Lodi Agricultural Fair

700 Fair Street
Lodi, WI 53555


After the Columbia County Agricultural Society (County Fair) held its annual exhibition in the Village of Lodi in 1863, prominent Lodi businessman, J.O. Eaton started to organize the Lodi Union Agricultural Society.  J.O. Eaton had built the Weber’s Bakery and the American Legion buildings and knew how to get things done.  Seeing the success of that County Fair sparked the idea, so he started to organize a group of citizens and held their first official meeting to form the Lodi Union Agricultural Society in 1863.  The group included representatives from Lodi, Dane, Vienna, Roxbury, Dekorra and Arlington townships and met to organize and establish the original Lodi Union Fair. Towns of Merrimac, Prairie du Sac, Sumpter, Windsor, Westport, Springfield, Lowville, Hampden, and Leeds were added to complete the 20 mile compass of Lodi, thus, Lodi Union Fair name was chosen.  The Lodi Union Agricultural Society’s first fair was held on October 2nd - 4th in 1866 on the McCloud property, which is the site of the Lodi’s First Presbyterian Church today.  The meeting was led by J.O. Eaton, Esq. and George Yule was the recording secretary.  The group chose an executive committee which drew up the constitution, by-laws and rules of membership.  The first fair classes to be offered were:  Blooded Horses, Matched Horses, Horses for Work, Mules and Jacks.  Durham Cattle, Swine, Merino Sheep, and Poultry rounded out the animal list.  Other classes included:  Fine Arts, Fruits, Flowers, Vegetables, Grain, Dairy, and finally, a Ladies Equestman Display.  In 1875, the fair was relocated to the 20 acre site on Fair Street, where the Lodi Driving Park Association trained their horses.  This half-mile track was known as the one of best in the state.  The Lodi Union Agricultural Society leased this ground for $50 per year until 1898 and they then secured a 10-year contract at $100 per year.
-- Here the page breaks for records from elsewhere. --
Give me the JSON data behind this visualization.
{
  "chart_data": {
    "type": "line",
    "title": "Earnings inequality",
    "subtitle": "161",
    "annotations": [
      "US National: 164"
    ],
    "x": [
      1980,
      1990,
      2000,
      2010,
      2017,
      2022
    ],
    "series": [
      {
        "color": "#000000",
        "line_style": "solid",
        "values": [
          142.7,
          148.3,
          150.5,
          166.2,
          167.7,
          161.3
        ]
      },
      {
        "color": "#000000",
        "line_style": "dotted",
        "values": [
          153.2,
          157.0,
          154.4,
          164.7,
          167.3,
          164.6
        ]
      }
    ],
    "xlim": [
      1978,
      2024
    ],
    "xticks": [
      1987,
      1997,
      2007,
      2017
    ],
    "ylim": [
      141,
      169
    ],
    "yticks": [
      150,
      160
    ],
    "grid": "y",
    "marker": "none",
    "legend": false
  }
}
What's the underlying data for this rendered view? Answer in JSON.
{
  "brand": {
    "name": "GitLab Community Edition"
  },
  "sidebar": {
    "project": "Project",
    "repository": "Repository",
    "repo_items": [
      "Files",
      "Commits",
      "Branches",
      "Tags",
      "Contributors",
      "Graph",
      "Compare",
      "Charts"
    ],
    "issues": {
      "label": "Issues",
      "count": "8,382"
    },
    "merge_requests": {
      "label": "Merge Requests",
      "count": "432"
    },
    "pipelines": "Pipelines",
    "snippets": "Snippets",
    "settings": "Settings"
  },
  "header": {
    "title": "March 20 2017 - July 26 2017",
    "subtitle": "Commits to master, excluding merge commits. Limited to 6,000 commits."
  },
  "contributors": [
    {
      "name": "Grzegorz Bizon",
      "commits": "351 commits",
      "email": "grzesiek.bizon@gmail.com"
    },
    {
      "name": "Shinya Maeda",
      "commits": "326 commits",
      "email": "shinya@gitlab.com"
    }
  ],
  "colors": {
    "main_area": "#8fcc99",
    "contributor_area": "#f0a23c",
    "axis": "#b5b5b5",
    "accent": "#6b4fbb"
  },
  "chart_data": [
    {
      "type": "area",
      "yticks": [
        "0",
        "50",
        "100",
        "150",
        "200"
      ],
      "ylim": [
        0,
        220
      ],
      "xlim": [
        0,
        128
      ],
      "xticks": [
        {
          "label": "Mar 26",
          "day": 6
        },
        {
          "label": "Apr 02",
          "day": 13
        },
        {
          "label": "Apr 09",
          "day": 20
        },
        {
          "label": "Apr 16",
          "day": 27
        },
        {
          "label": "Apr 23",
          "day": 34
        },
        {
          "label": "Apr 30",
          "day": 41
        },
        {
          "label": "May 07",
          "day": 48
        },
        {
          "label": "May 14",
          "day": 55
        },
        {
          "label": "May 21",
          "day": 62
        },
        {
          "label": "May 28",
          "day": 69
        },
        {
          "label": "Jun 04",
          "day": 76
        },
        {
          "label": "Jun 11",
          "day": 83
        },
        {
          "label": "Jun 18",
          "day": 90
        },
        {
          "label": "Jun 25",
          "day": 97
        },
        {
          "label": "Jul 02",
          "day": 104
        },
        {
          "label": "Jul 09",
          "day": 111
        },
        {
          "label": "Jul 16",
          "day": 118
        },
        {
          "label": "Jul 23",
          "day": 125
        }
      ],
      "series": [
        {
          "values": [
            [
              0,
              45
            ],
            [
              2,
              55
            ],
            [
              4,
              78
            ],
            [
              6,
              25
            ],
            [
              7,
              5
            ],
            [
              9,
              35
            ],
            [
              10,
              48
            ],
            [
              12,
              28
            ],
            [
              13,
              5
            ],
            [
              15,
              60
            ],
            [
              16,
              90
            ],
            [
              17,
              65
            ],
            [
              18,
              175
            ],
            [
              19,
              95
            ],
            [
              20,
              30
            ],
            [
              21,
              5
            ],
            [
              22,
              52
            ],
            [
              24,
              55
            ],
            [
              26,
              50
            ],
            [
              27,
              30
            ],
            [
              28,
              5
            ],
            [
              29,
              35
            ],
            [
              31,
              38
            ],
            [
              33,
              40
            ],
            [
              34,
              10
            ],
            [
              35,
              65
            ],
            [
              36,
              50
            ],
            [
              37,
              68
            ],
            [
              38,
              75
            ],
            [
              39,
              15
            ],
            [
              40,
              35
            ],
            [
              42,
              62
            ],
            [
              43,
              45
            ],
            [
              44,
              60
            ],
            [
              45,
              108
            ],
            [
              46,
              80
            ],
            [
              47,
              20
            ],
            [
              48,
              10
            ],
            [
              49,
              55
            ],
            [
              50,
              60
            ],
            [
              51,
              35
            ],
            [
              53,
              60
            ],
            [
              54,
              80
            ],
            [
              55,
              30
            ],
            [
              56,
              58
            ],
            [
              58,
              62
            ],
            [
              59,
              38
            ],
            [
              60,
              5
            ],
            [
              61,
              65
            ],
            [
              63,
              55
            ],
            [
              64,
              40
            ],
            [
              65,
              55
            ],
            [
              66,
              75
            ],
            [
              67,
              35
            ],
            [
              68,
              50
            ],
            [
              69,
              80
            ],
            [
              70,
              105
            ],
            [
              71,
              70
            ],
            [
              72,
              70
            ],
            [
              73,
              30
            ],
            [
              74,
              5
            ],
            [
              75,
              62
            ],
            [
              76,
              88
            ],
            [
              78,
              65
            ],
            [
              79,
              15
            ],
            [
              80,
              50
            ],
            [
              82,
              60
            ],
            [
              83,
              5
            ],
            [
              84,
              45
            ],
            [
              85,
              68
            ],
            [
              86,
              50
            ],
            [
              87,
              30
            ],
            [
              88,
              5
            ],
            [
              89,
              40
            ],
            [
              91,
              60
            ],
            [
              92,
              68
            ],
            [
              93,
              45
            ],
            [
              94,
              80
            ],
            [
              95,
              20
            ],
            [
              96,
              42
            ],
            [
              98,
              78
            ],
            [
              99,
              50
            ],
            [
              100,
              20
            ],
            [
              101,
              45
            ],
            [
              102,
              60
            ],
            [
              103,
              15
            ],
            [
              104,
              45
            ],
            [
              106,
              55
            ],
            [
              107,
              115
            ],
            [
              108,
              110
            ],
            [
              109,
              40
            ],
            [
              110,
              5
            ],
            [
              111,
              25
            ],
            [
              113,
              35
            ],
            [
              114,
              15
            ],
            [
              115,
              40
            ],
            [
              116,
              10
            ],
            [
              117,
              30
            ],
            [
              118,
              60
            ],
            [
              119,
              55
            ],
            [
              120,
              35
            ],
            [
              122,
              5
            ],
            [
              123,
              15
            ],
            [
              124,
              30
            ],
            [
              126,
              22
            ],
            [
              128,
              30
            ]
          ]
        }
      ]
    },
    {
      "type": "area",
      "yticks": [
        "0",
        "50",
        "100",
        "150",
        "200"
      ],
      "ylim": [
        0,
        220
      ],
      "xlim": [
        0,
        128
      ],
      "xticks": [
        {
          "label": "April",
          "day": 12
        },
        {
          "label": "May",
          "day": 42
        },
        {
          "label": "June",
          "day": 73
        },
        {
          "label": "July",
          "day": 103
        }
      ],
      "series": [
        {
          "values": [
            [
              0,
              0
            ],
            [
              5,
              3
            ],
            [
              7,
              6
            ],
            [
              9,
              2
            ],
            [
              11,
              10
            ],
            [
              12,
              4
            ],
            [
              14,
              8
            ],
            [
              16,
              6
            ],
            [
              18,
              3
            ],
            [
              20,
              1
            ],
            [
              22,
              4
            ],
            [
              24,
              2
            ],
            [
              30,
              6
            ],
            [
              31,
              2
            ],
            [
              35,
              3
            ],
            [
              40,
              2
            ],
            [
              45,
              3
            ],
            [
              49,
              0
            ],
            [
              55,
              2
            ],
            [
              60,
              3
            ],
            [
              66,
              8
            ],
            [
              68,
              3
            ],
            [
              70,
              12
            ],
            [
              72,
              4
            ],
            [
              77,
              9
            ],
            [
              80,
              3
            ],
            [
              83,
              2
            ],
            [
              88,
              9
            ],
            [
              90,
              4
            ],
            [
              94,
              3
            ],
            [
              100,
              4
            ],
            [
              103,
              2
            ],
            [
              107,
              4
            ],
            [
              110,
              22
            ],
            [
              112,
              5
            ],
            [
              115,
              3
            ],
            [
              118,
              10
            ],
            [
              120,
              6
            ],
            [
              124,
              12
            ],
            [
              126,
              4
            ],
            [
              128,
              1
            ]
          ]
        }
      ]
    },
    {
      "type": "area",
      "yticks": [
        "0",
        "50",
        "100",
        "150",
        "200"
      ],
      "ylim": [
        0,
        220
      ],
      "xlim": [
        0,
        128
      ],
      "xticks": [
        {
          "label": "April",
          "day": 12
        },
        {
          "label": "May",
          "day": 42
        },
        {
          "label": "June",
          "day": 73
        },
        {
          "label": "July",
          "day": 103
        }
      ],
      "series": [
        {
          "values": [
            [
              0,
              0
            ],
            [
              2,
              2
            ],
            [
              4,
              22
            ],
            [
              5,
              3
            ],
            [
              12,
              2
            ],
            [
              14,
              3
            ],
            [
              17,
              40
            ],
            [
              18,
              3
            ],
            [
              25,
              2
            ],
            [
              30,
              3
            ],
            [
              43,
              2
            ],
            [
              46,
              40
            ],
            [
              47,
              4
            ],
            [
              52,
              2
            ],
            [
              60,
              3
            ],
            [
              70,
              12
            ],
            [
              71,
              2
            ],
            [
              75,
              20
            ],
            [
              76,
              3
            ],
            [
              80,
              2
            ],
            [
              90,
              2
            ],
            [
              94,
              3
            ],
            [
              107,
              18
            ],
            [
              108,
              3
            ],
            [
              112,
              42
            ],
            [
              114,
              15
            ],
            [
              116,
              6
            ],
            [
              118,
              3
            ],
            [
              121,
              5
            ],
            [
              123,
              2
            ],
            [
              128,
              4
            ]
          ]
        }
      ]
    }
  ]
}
During those first years, admissions were charged.  A season ticket was 50 cent or single day admission was 25 cents.  Children under the age of 12 were charged a dime. They also charged for a team of horses at 50 cents and single horses were only 25 cents.

In 1909, the Fair’s Board of Directors offered shares of stock to be sold.  The first share of stock was sold to Sherm Soders.  The stockholders never received return on their investments as the profits were all pooled back into purchasing land, repairing buildings and the construction of the Information Booth/Ticket Office and the Fine Arts buildings.

The fall fair date presented conflicts with school day schedules, so they moved the fair up as a warm-up fair to the Columbia County Fair, as it still is on the calendar today.